Even while I watched, the bold little beggar found his way to the trap and proceeded to demolish the bait.The trap did not trigger! So I reset the trap on what I thought was a hair-trigger. The scene was repeated with Andy doing everything to that trap short of jumping up and down on it! It still did not trigger. Well, they say 'third time lucky' so the whole procedure was again repeated with the same fattening success for Andy and the same dismal failure for me. Perhaps Andy had also heard about 'third time lucky'?!
As this life drama unfolded, I couldn't help but think about that little guy's appetite and how close it brought him to a swift death. For me it was a logical extension to think about some human parallels and the kinds of appetites that can be very destructive for us. I'm not so much thinking about food (although gluttony has its own negative consequences), but about those insatiable appetites that relate to the pursuit of wealth, possessions, power, status, prestige, lust etc. Any or all of these can become so all-consuming in their demands that we may well find ourselves going to destructive and deadly extremes to satisfy them.

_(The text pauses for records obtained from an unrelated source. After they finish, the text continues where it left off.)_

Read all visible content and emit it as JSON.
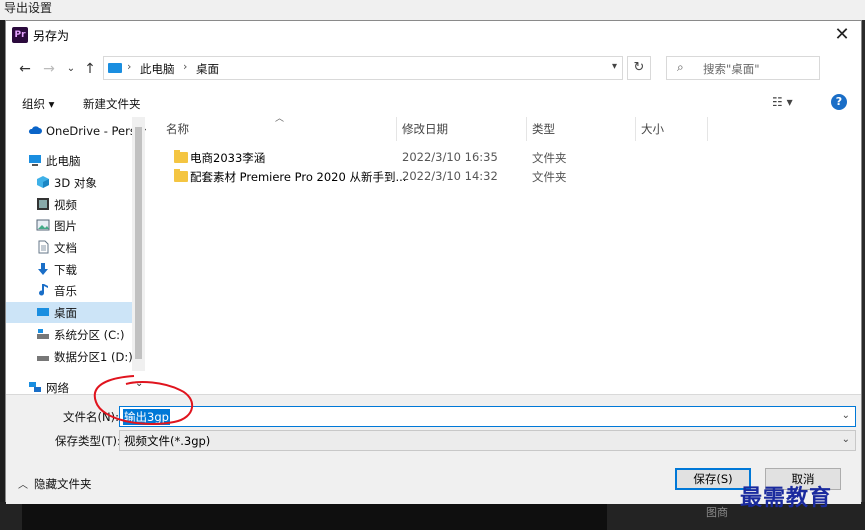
{
  "background": {
    "window_title": "导出设置",
    "side_caption": "图商"
  },
  "dialog": {
    "app_icon": "Pr",
    "title": "另存为",
    "close": "✕"
  },
  "address": {
    "back": "←",
    "forward": "→",
    "recent": "⌄",
    "up": "↑",
    "path": [
      "此电脑",
      "桌面"
    ],
    "separator": "›",
    "refresh": "↻",
    "search_placeholder": "搜索\"桌面\""
  },
  "toolbar": {
    "organize": "组织 ▾",
    "new_folder": "新建文件夹",
    "view": "☷ ▾",
    "help": "?"
  },
  "sidebar": {
    "items": [
      {
        "label": "OneDrive - Personal",
        "icon": "cloud-icon"
      },
      {
        "label": "此电脑",
        "icon": "computer-icon"
      },
      {
        "label": "3D 对象",
        "icon": "cube-icon"
      },
      {
        "label": "视频",
        "icon": "video-icon"
      },
      {
        "label": "图片",
        "icon": "picture-icon"
      },
      {
        "label": "文档",
        "icon": "document-icon"
      },
      {
        "label": "下载",
        "icon": "download-icon"
      },
      {
        "label": "音乐",
        "icon": "music-icon"
      },
      {
        "label": "桌面",
        "icon": "desktop-icon",
        "selected": true
      },
      {
        "label": "系统分区 (C:)",
        "icon": "drive-icon"
      },
      {
        "label": "数据分区1 (D:)",
        "icon": "drive-icon"
      },
      {
        "label": "网络",
        "icon": "network-icon"
      }
    ]
  },
  "filelist": {
    "columns": [
      "名称",
      "修改日期",
      "类型",
      "大小"
    ],
    "rows": [
      {
        "name": "电商2033李涵",
        "date": "2022/3/10 16:35",
        "type": "文件夹"
      },
      {
        "name": "配套素材 Premiere Pro 2020 从新手到...",
        "date": "2022/3/10 14:32",
        "type": "文件夹"
      }
    ]
  },
  "form": {
    "filename_label": "文件名(N):",
    "filename_value": "输出3gp",
    "filetype_label": "保存类型(T):",
    "filetype_value": "视频文件(*.3gp)"
  },
  "footer": {
    "hide_folders": "隐藏文件夹",
    "save": "保存(S)",
    "cancel": "取消"
  },
  "watermark": "最需教育",
  "colors": {
    "accent": "#0078d7",
    "selection": "#cce4f7",
    "annotation": "#e0141e"
  }
}
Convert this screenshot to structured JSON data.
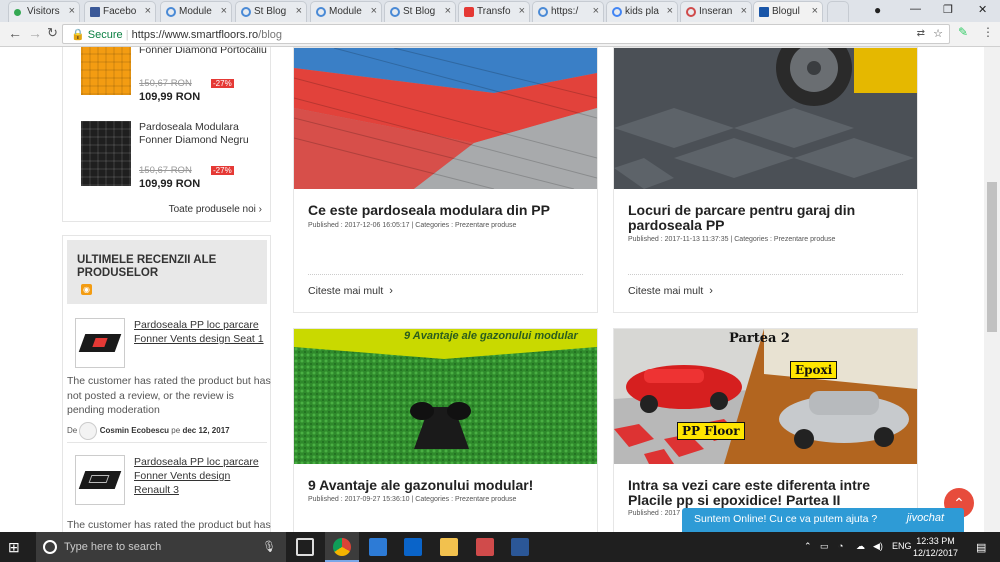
{
  "tabs": [
    {
      "label": "Visitors",
      "color": "#34a853"
    },
    {
      "label": "Facebo",
      "color": "#3b5998"
    },
    {
      "label": "Module",
      "color": "#4a8ad6"
    },
    {
      "label": "St Blog",
      "color": "#4a8ad6"
    },
    {
      "label": "Module",
      "color": "#4a8ad6"
    },
    {
      "label": "St Blog",
      "color": "#4a8ad6"
    },
    {
      "label": "Transfo",
      "color": "#e53935"
    },
    {
      "label": "https:/",
      "color": "#4a8ad6"
    },
    {
      "label": "kids pla",
      "color": "#4285f4"
    },
    {
      "label": "Inseran",
      "color": "#d04b4b"
    },
    {
      "label": "Blogul",
      "color": "#1a56a8"
    }
  ],
  "address": {
    "secure": "Secure",
    "url": "https://www.smartfloors.ro",
    "path": "/blog"
  },
  "sidebar": {
    "products": [
      {
        "name": "Fonner Diamond Portocaliu",
        "old_price": "150,67 RON",
        "discount": "-27%",
        "price": "109,99 RON",
        "color": "#f39c12"
      },
      {
        "name": "Pardoseala Modulara Fonner Diamond Negru",
        "old_price": "150,67 RON",
        "discount": "-27%",
        "price": "109,99 RON",
        "color": "#222222"
      }
    ],
    "all_products": "Toate produsele noi ›",
    "reviews_title": "ULTIMELE RECENZII ALE PRODUSELOR",
    "reviews": [
      {
        "product": "Pardoseala PP loc parcare Fonner Vents design Seat 1",
        "text": "The customer has rated the product but has not posted a review, or the review is pending moderation",
        "by_prefix": "De",
        "author": "Cosmin Ecobescu",
        "on": "pe",
        "date": "dec 12, 2017"
      },
      {
        "product": "Pardoseala PP loc parcare Fonner Vents design Renault 3",
        "text": "The customer has rated the product but has"
      }
    ]
  },
  "posts": [
    {
      "title": "Ce este pardoseala modulara din PP",
      "meta": "Published : 2017-12-06 16:05:17 | Categories : Prezentare produse",
      "more": "Citeste mai mult"
    },
    {
      "title": "Locuri de parcare pentru garaj din pardoseala PP",
      "meta": "Published : 2017-11-13 11:37:35 | Categories : Prezentare produse",
      "more": "Citeste mai mult"
    },
    {
      "title": "9 Avantaje ale gazonului modular!",
      "meta": "Published : 2017-09-27 15:36:10 | Categories : Prezentare produse",
      "img_text": "9 Avantaje ale gazonului modular"
    },
    {
      "title": "Intra sa vezi care este diferenta intre Placile pp si epoxidice! Partea II",
      "meta": "Published : 2017",
      "img_labels": [
        "Partea 2",
        "Epoxi",
        "PP Floor"
      ]
    }
  ],
  "chat": {
    "message": "Suntem Online! Cu ce va putem ajuta ?",
    "brand": "jivochat"
  },
  "taskbar": {
    "search_placeholder": "Type here to search",
    "lang": "ENG",
    "time": "12:33 PM",
    "date": "12/12/2017"
  }
}
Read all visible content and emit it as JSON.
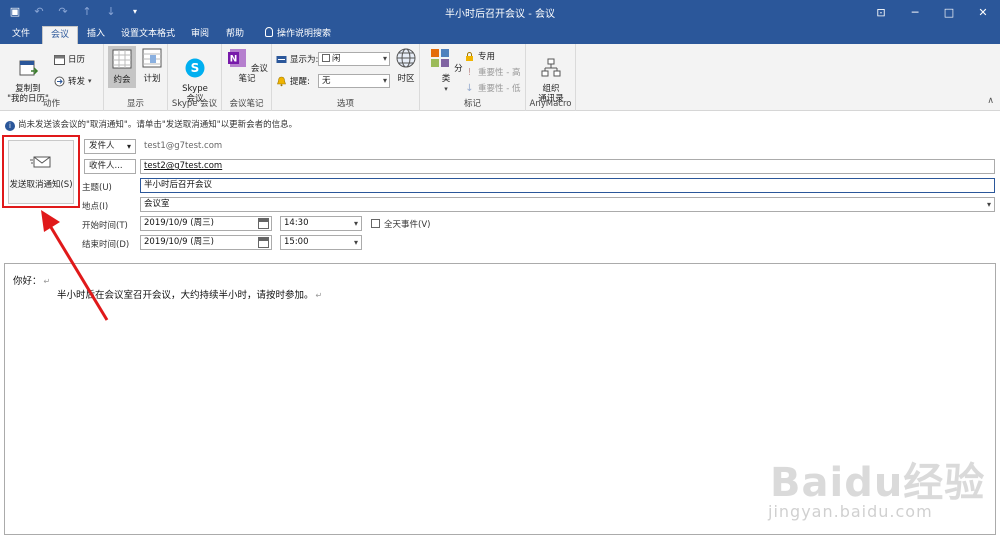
{
  "window": {
    "title": "半小时后召开会议  -  会议"
  },
  "tabs": [
    {
      "label": "文件"
    },
    {
      "label": "会议"
    },
    {
      "label": "插入"
    },
    {
      "label": "设置文本格式"
    },
    {
      "label": "审阅"
    },
    {
      "label": "帮助"
    },
    {
      "label": "操作说明搜索"
    }
  ],
  "ribbon": {
    "actions": {
      "copy_to_calendar": "复制到\n\"我的日历\"",
      "calendar": "日历",
      "forward": "转发",
      "group_label": "动作"
    },
    "display": {
      "appointment": "约会",
      "plan": "计划",
      "group_label": "显示"
    },
    "skype": {
      "button": "Skype\n会议",
      "group_label": "Skype 会议"
    },
    "notes": {
      "button": "会议笔记",
      "group_label": "会议笔记"
    },
    "options": {
      "show_as_label": "显示为:",
      "show_as_value": "闲",
      "reminder_label": "提醒:",
      "reminder_value": "无",
      "timezone": "时区",
      "group_label": "选项"
    },
    "tags": {
      "categorize": "分类",
      "private": "专用",
      "high_importance": "重要性 - 高",
      "low_importance": "重要性 - 低",
      "group_label": "标记"
    },
    "anymacro": {
      "button": "组织\n通讯录",
      "group_label": "AnyMacro"
    }
  },
  "infobar": {
    "text": "尚未发送该会议的\"取消通知\"。请单击\"发送取消通知\"以更新会者的信息。"
  },
  "send_cancel": {
    "label": "发送取消通知(S)"
  },
  "form": {
    "from_button": "发件人",
    "from_value": "test1@g7test.com",
    "to_button": "收件人...",
    "to_value": "test2@g7test.com",
    "subject_label": "主题(U)",
    "subject_value": "半小时后召开会议",
    "location_label": "地点(I)",
    "location_value": "会议室",
    "start_label": "开始时间(T)",
    "start_date": "2019/10/9 (周三)",
    "start_time": "14:30",
    "end_label": "结束时间(D)",
    "end_date": "2019/10/9 (周三)",
    "end_time": "15:00",
    "all_day_label": "全天事件(V)"
  },
  "body": {
    "line1": "你好：",
    "line2": "半小时后在会议室召开会议，大约持续半小时，请按时参加。",
    "para_mark": "↵"
  },
  "watermark": {
    "logo": "Baidu经验",
    "url": "jingyan.baidu.com"
  },
  "colors": {
    "accent": "#2b579a",
    "highlight_box": "#e0191a"
  }
}
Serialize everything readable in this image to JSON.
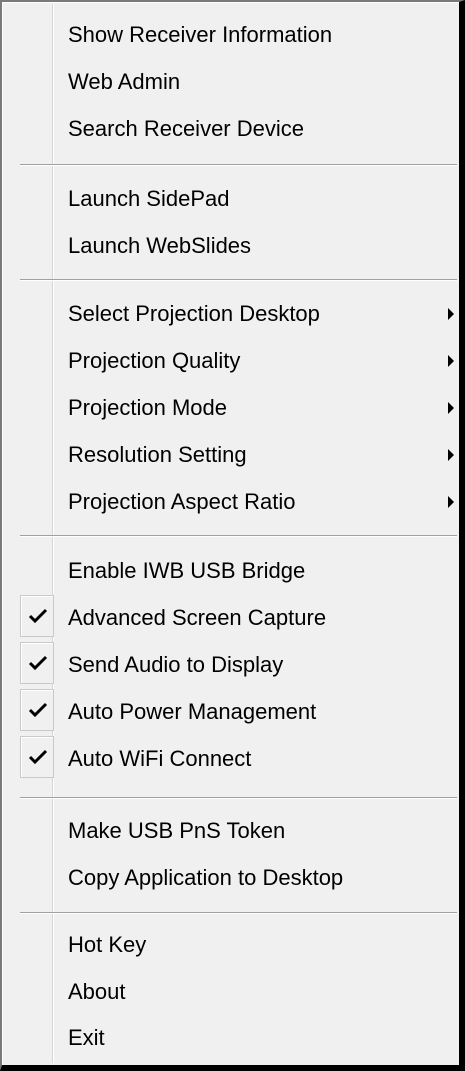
{
  "menu": {
    "items": [
      {
        "label": "Show Receiver Information"
      },
      {
        "label": "Web Admin"
      },
      {
        "label": "Search Receiver Device"
      },
      {
        "label": "Launch SidePad"
      },
      {
        "label": "Launch WebSlides"
      },
      {
        "label": "Select Projection Desktop",
        "submenu": true
      },
      {
        "label": "Projection Quality",
        "submenu": true
      },
      {
        "label": "Projection Mode",
        "submenu": true
      },
      {
        "label": "Resolution Setting",
        "submenu": true
      },
      {
        "label": "Projection Aspect Ratio",
        "submenu": true
      },
      {
        "label": "Enable IWB USB Bridge",
        "checked": false
      },
      {
        "label": "Advanced Screen Capture",
        "checked": true
      },
      {
        "label": "Send Audio to Display",
        "checked": true
      },
      {
        "label": "Auto Power Management",
        "checked": true
      },
      {
        "label": "Auto WiFi Connect",
        "checked": true
      },
      {
        "label": "Make USB PnS Token"
      },
      {
        "label": "Copy Application to Desktop"
      },
      {
        "label": "Hot Key"
      },
      {
        "label": "About"
      },
      {
        "label": "Exit"
      }
    ]
  }
}
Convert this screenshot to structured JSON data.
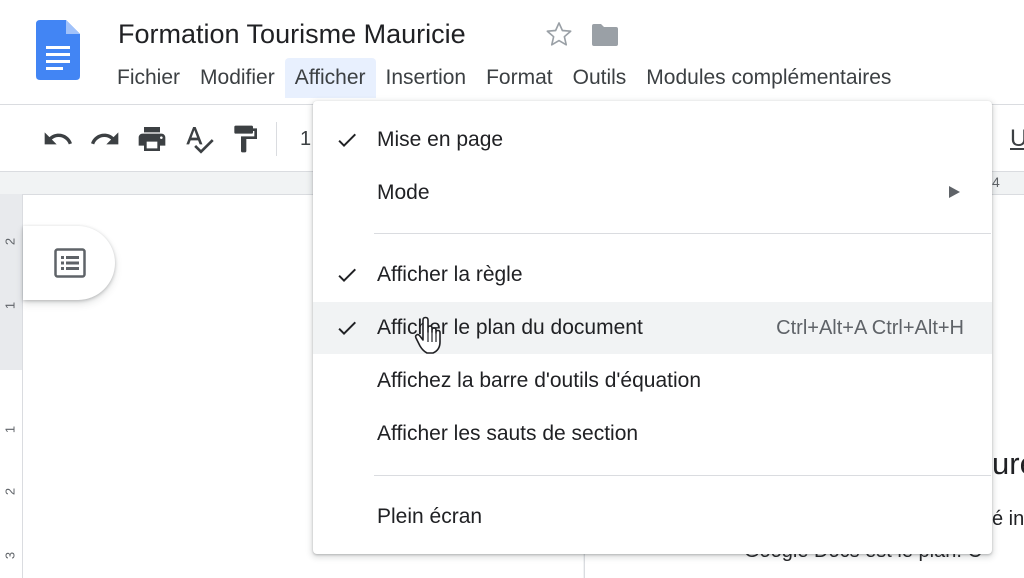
{
  "document": {
    "title": "Formation Tourisme Mauricie"
  },
  "menubar": [
    "Fichier",
    "Modifier",
    "Afficher",
    "Insertion",
    "Format",
    "Outils",
    "Modules complémentaires"
  ],
  "toolbar": {
    "zoom_partial": "1",
    "underline_partial": "U"
  },
  "ruler": {
    "h_number": "4",
    "v_numbers": [
      "2",
      "1",
      "1",
      "2",
      "3"
    ]
  },
  "page": {
    "heading_partial": "ure",
    "text_line1_partial": "é in",
    "text_line2_partial": "Google Docs est le plan. C"
  },
  "dropdown": {
    "items": [
      {
        "label": "Mise en page",
        "checked": true
      },
      {
        "label": "Mode",
        "submenu": true
      },
      {
        "label": "Afficher la règle",
        "checked": true
      },
      {
        "label": "Afficher le plan du document",
        "checked": true,
        "shortcut": "Ctrl+Alt+A Ctrl+Alt+H",
        "hover": true
      },
      {
        "label": "Affichez la barre d'outils d'équation"
      },
      {
        "label": "Afficher les sauts de section"
      },
      {
        "label": "Plein écran"
      }
    ]
  },
  "colors": {
    "docs_blue": "#4285f4",
    "active_menu_bg": "#e8f0fe",
    "hover_bg": "#f1f3f4"
  },
  "icons": [
    "docs-logo-icon",
    "star-icon",
    "folder-icon",
    "undo-icon",
    "redo-icon",
    "print-icon",
    "spellcheck-icon",
    "paint-format-icon",
    "document-outline-icon",
    "checkmark-icon",
    "submenu-arrow-icon",
    "hand-cursor-icon"
  ]
}
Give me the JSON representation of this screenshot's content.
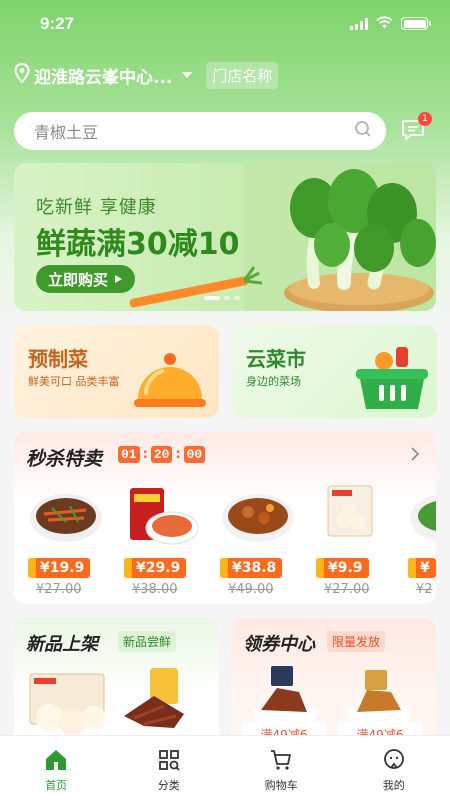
{
  "status_bar": {
    "time": "9:27"
  },
  "header": {
    "location": "迎淮路云峯中心...",
    "store_name": "门店名称"
  },
  "search": {
    "placeholder": "青椒土豆",
    "message_badge": "1"
  },
  "banner": {
    "subtitle": "吃新鲜 享健康",
    "title": "鲜蔬满30减10",
    "button": "立即购买",
    "slide_count": 3,
    "active_slide": 1
  },
  "categories": [
    {
      "title": "预制菜",
      "desc": "鲜美可口 品类丰富"
    },
    {
      "title": "云菜市",
      "desc": "身边的菜场"
    }
  ],
  "flash_sale": {
    "title": "秒杀特卖",
    "timer": [
      "01",
      "20",
      "00"
    ],
    "products": [
      {
        "price": "¥19.9",
        "original": "¥27.00"
      },
      {
        "price": "¥29.9",
        "original": "¥38.00"
      },
      {
        "price": "¥38.8",
        "original": "¥49.00"
      },
      {
        "price": "¥9.9",
        "original": "¥27.00"
      },
      {
        "price": "¥",
        "original": "¥2"
      }
    ]
  },
  "new_arrivals": {
    "title": "新品上架",
    "tag": "新品尝鲜"
  },
  "coupons": {
    "title": "领券中心",
    "tag": "限量发放",
    "coupon_text": [
      "满49减6",
      "满49减6"
    ]
  },
  "tabbar": [
    {
      "label": "首页"
    },
    {
      "label": "分类"
    },
    {
      "label": "购物车"
    },
    {
      "label": "我的"
    }
  ],
  "colors": {
    "primary_green": "#2f9a33",
    "accent_orange": "#ff6a1e"
  }
}
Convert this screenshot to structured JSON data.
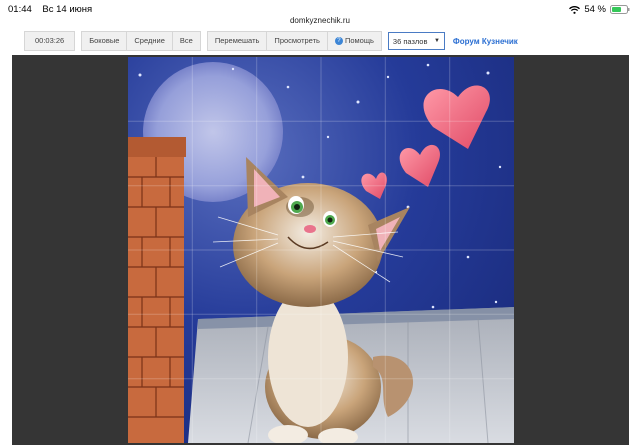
{
  "status": {
    "time": "01:44",
    "date": "Вс 14 июня",
    "battery": "54 %"
  },
  "browser": {
    "url": "domkyznechik.ru"
  },
  "toolbar": {
    "timer": "00:03:26",
    "edge_label": "Боковые",
    "middle_label": "Средние",
    "all_label": "Все",
    "shuffle_label": "Перемешать",
    "preview_label": "Просмотреть",
    "help_label": "Помощь",
    "pieces_select": "36 пазлов",
    "forum_link": "Форум Кузнечик"
  },
  "puzzle": {
    "pieces": 36,
    "rows": 6,
    "cols": 6
  }
}
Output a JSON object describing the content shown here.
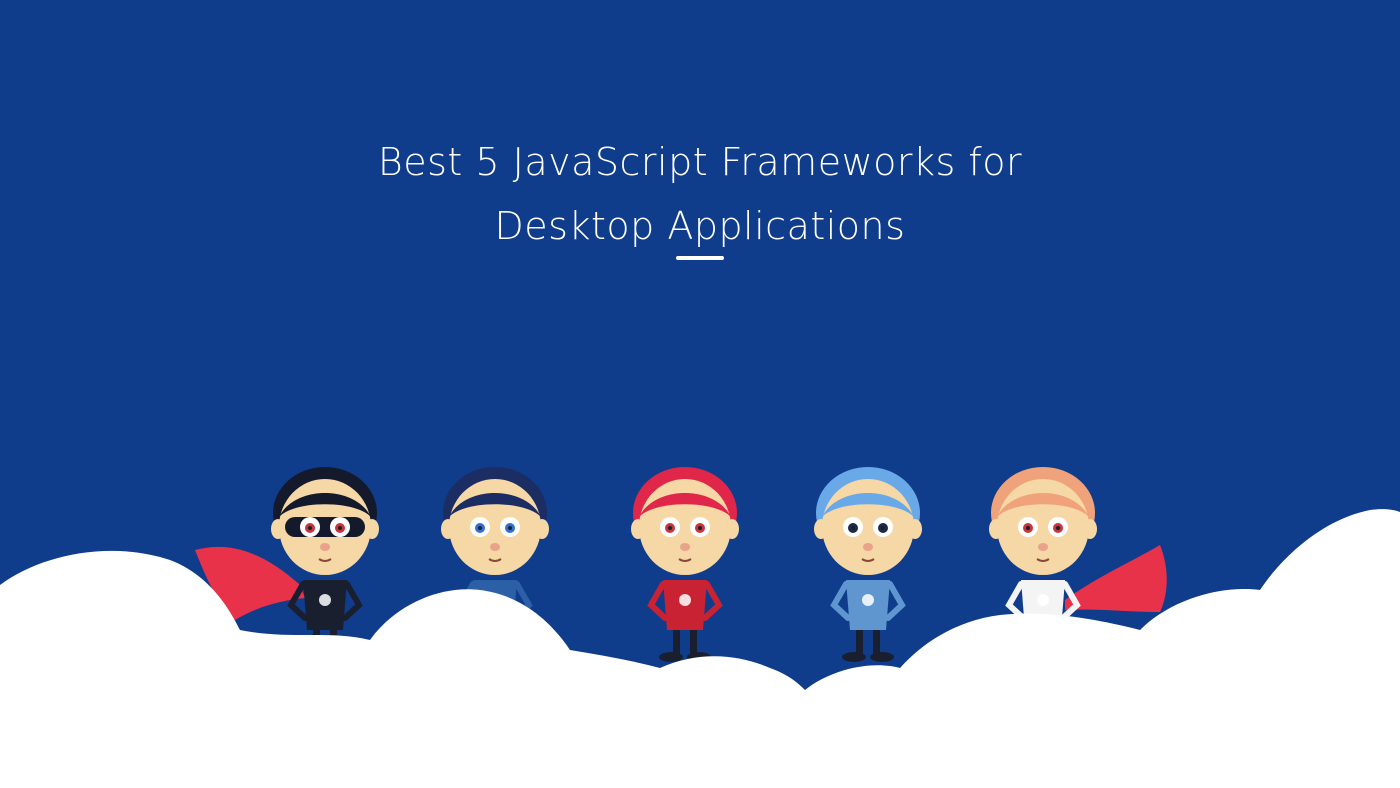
{
  "banner": {
    "title_line1": "Best 5 JavaScript Frameworks for",
    "title_line2": "Desktop Applications"
  },
  "colors": {
    "background": "#0f3d8c",
    "cloud": "#ffffff",
    "cape": "#e8324a",
    "skin": "#f6d7a6"
  },
  "characters": [
    {
      "hair": "#141a2c",
      "shirt": "#1a1f30",
      "eyes": "#c7343c",
      "cape": true,
      "mask": true
    },
    {
      "hair": "#1b2d63",
      "shirt": "#2b5fa6",
      "eyes": "#2f6fd6",
      "cape": false,
      "mask": false
    },
    {
      "hair": "#e0274a",
      "shirt": "#c92232",
      "eyes": "#c7343c",
      "cape": false,
      "mask": false
    },
    {
      "hair": "#6aa9e8",
      "shirt": "#5f96cf",
      "eyes": "#1d2a44",
      "cape": false,
      "mask": false
    },
    {
      "hair": "#f0a37a",
      "shirt": "#f4f4f4",
      "eyes": "#c7343c",
      "cape": true,
      "mask": false
    }
  ]
}
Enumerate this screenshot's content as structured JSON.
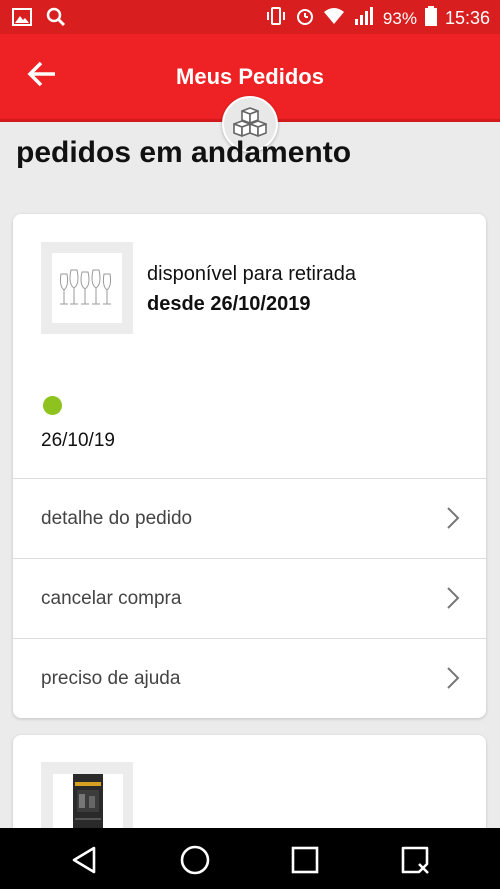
{
  "status_bar": {
    "battery": "93%",
    "time": "15:36",
    "network": "4G"
  },
  "app_bar": {
    "title": "Meus Pedidos"
  },
  "section": {
    "title": "pedidos em andamento"
  },
  "orders": [
    {
      "status_text": "disponível para retirada",
      "status_date": "desde 26/10/2019",
      "order_date": "26/10/19",
      "status_color": "#8dc21f",
      "actions": [
        {
          "label": "detalhe do pedido"
        },
        {
          "label": "cancelar compra"
        },
        {
          "label": "preciso de ajuda"
        }
      ]
    }
  ],
  "colors": {
    "primary_red": "#ee2224",
    "status_bar_red": "#d81e1e",
    "background": "#ebebeb",
    "status_green": "#8dc21f"
  }
}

All of those appetites above are addictive by nature and subject to the law of diminishing returns. The more we get the more we want. As someone wisely observed, 'Enough is always just a little more'. Andy is probably off in a corner somewhere bloated on margarine! I'm in the process of fine-tuning my mouse-trap. He has avoided the ultimate price of his appetite thus far. But I have a feeling it will be the death of him yet.